Leading up to the 2003 simulations on Phoenix, one-dimensional supernovae models simulated a shock wave that pushes stellar material outward, expanding to a certain radius before, ultimately, succumbing to gravity. The simulations did not predict that stellar material would push beyond the shock wave radius; instead, infalling matter from the fringes of the expanding star tamped the anticipated explosion. Yet, humans have recorded supernovae explosions throughout history.
"There have been a lot of supernovae observations," Mezzacappa said. "But these observations can't really provide information on the engine of explosion because you need to observe what is emitted from deep within the supernova, such as gravitational waves or neutrinos. It's hard to do this from Earth."
Then simulations on Phoenix offered a solution: the SASI, or standing accretion shock instability, a sloshing of stellar material that destabilizes the expanding shock and helps lead to an explosion.
"Once we discovered the SASI, it became very much a part of core-collapse supernova theory," Mezzacappa said. "People feel it is an important missing ingredient."
The SASI provided a logical answer supported by other validated physics models, but it was still theoretical because it had only been demonstrated computationally.
Now, more than a decade later, researchers mapping radiation signatures from the Cassiopeia A supernova with NASA's NuSTAR high-energy x-ray telescope array have published observational evidence that supports the SASI model.
"What they're seeing are x-rays that come from the radioactive decay of Titanium-44 in Cas A," Mezzacappa said.
Because Cassiopeia A is only 11,000 light-years away within the Milky Way galaxy (relatively nearby in astronomical distances), NuSTAR is capable of detecting Ti-44 located deep in the supernova ejecta. Mapping the radiative signature of this titanium isotope provides information on the supernova's engine of explosion.
"The distribution of titanium is what suggests that the supernova 'sloshes' before it explodes, like the SASI predicts," Mezzacappa said.
This is a rare example of simulation predicting a physical phenomenon before it is observed experimentally.
"Usually it's the other way around. You observe something experimentally then try to model it," said the OLCF's Bronson Messer. "The SASI was discovered computationally and has now been confirmed observationally."
The authors of the Nature letter that discusses the NuSTAR results cite Mezzacappa's 2003 paper introducing the SASI in The Astrophysical Journal, which was coauthored by John Blondin and Christine DeMarino, as a likely model to describe the Ti-44 distribution.
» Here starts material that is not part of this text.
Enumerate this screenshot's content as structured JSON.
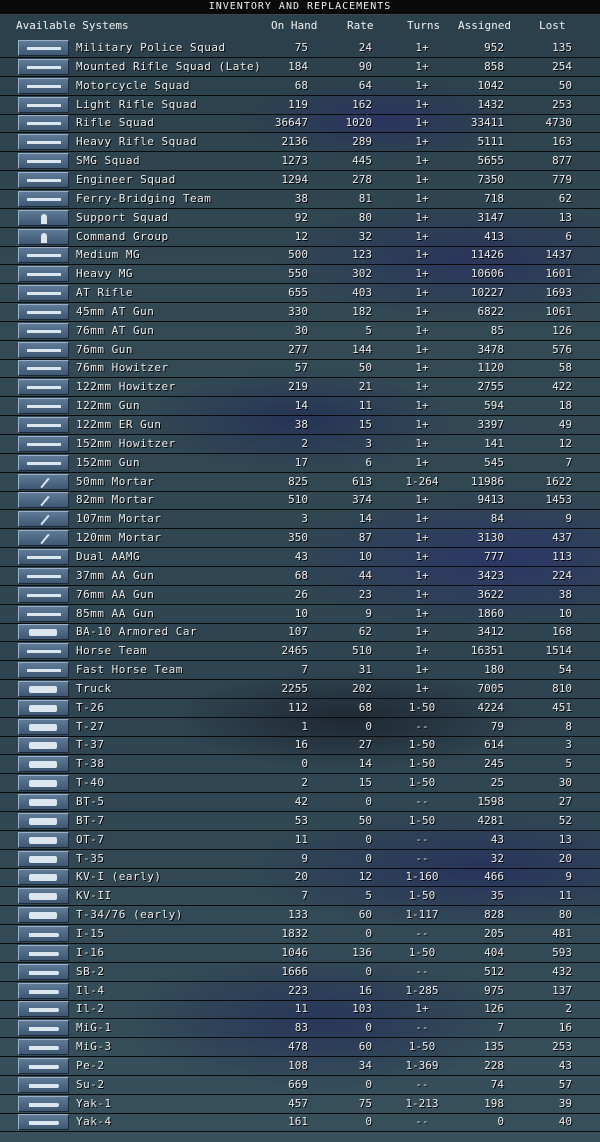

Despite observational support for the SASI, researchers are uncertain whether the SASI is entirely responsible for triggering a supernova explosion or if it is just part of the explanation. To further explore the model, Mezzacappa's team, including the Innovative and Novel Computational Impact on Theory and Experiment (INCITE) project's principal investigator Eric Lentz, are taking supernovae simulations to the next level on the OLCF's 27-petaflop Titan supercomputer located at Oak Ridge National Laboratory.
"The role of the SASI in generating explosion and whether or not the models are sufficiently complete to predict the course of explosion is the important question now," Mezzacappa said. "The NuSTAR observation suggests it does aid in generating the explosion."
Although the terascale runs that predicted the SASI in 2003 were in three dimensions, they did not include much of the physics that can now be solved on Titan. Today, the team is using 85 million core hours and scaling to more than 60,000 cores to simulate a supernova in three dimensions with a fully physics-based model. The petascale Titan simulation, which will be completed later this year, could be the most revealing supernova explosion yet—inside our solar system anyway.